Feb 19, 2020 | Standardised Packaging for Tobacco Products in England: Evidence of Policy Impact from the International Tobacco Control Policy Evaluation Project | English
United Kingdom’s tobacco packaging law benefits smokers
Twice as many smokers notice the health warnings on cigarette packs before they notice the branding since the introduction of the plain packaging law in the United Kingdom. In addition, three times as many smokers find the packaging less appealing now that branding has been stripped from tobacco packaging and the size of the health warning has increased.
The findings are published today in a new British Heart Foundation-funded report released by the International Tobacco Control (ITC) Policy Evaluation Project, which summarises research findings from King’s College London and the University of Waterloo.
On 20 May 2016, tobacco manufacturers were banned from using attractive packaging to promote tobacco products, and retailers were given one year to comply with the law. Besides standardising the colour, size, and structure of all packages of cigarettes and rolling tobacco, the law also increased the size of the photographic health warnings from 53% of the back of the pack to 65% of both the front and back of the pack.
The ITC Project surveyed over 4,000 adult smokers in England in 2016 and 2018 — approximately one year before and after the law was fully implemented. Findings showed that after the new packs were introduced, there was more than a threefold increase in the percentage of smokers who did not like the look of their cigarette pack, from 16% to 53%.
After the law was implemented, smokers were twice as likely to report that they noticed health warnings before the branding (from 24% in 2016 to 52% in 2018). The percentage of smokers reporting that they supported the law also increased from 32% in 2016 to 44% in 2018.
The study adds to ITC Project evidence from other countries with similar laws such as Australia and emerging evidence from New Zealand showing the benefits of plain packaging as part of an overall strategy to reduce tobacco use. Effective this month, Canada also requires cigarettes to be sold in standardised packs as the country implements one of the toughest packaging laws in the world.

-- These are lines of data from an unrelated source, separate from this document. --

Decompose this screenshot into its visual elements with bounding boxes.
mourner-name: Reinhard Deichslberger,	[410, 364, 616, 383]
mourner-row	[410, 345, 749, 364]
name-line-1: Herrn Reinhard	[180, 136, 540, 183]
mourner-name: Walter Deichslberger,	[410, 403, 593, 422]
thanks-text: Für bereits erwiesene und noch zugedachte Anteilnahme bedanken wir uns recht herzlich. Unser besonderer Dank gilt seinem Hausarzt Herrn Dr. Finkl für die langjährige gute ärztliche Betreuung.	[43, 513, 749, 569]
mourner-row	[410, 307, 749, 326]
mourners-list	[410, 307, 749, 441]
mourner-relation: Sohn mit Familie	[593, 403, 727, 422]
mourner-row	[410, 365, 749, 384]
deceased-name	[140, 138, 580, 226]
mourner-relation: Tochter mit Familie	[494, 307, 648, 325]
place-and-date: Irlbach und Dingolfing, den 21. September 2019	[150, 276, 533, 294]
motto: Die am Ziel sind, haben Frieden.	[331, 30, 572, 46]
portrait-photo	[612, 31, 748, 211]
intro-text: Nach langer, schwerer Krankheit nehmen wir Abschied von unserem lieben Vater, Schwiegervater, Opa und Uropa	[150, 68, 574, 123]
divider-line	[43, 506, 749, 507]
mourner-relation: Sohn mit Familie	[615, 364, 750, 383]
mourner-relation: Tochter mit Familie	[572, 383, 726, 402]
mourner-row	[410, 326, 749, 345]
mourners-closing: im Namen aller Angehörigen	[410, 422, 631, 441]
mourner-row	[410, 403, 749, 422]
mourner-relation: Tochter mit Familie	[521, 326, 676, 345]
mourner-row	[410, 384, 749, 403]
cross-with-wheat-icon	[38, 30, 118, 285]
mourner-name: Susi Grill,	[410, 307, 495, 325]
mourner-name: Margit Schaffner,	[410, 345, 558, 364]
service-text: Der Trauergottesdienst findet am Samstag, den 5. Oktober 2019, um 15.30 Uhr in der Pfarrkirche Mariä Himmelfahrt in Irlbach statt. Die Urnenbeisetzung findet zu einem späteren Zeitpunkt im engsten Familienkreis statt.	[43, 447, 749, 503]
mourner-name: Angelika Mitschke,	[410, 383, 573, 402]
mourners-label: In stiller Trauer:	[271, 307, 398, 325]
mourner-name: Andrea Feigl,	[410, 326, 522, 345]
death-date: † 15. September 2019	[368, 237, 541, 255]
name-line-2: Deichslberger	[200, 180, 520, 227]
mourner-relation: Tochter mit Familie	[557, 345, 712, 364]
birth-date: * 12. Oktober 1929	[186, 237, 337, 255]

Dr. Geoffrey Fong, Principal Investigator of the ITC Project in Waterloo noted that: ‘Standardised packaging laws shut down one of the last remaining forms of advertising available to the tobacco industry and is a key strategy recommended by the World Health Organization to protect smokers from misleading packaging. The findings should encourage more countries to strengthen their packaging laws.’
Dr. Sara Hitchman, Lecturer of Addictions who led the work at King’s College London stated: ‘The government’s changes to packaging have resulted in smokers being more likely to notice the health warnings on cigarette packs and dislike their packs. We believe these changes will deter smokers from this deadly behaviour.’
Maeva May, Head of Policy at the British Heart Foundation, said: ‘These findings vindicate the decision to adopt standardised packaging in the UK, as it has clearly had an impact on the attitudes of smokers. The UK Government has signalled that the prevention of ill health is a significant priority and has pledged to achieve a smoke-free England by 2030. It’s clear that regulation is an important part of
helping to shift attitudes and tackle smoking rates, and we now need to see further bold action, including a polluter pays levy on the tobacco industry, to make this ambition a reality.’
Deborah Arnott, Chief Executive of Action on Smoking and Health (ASH), said: ‘The evidence from the ITC survey is clear, packaging changes have been successful in making cigarette packs less attractive and health warnings more visible to smokers. But more than one in seven of the adult population still smokes and even stricter regulation is needed if the Government ambition to be smokefree by 2030 is to be achieved. Regulation needs to go further, it’s time to put health warnings on the cigarette sticks as well and make cigarettes as unappealing as the packs they’re sold in.’
Dr. Fong will present the study findings at a conference of tobacco researchers and policymakers in Berlin on February 20, 2020.
Smoking remains the leading cause of preventable death in the United Kingdom, accounting for over 77,000 deaths an estimated £2.5 billion in health care costs each year in England alone.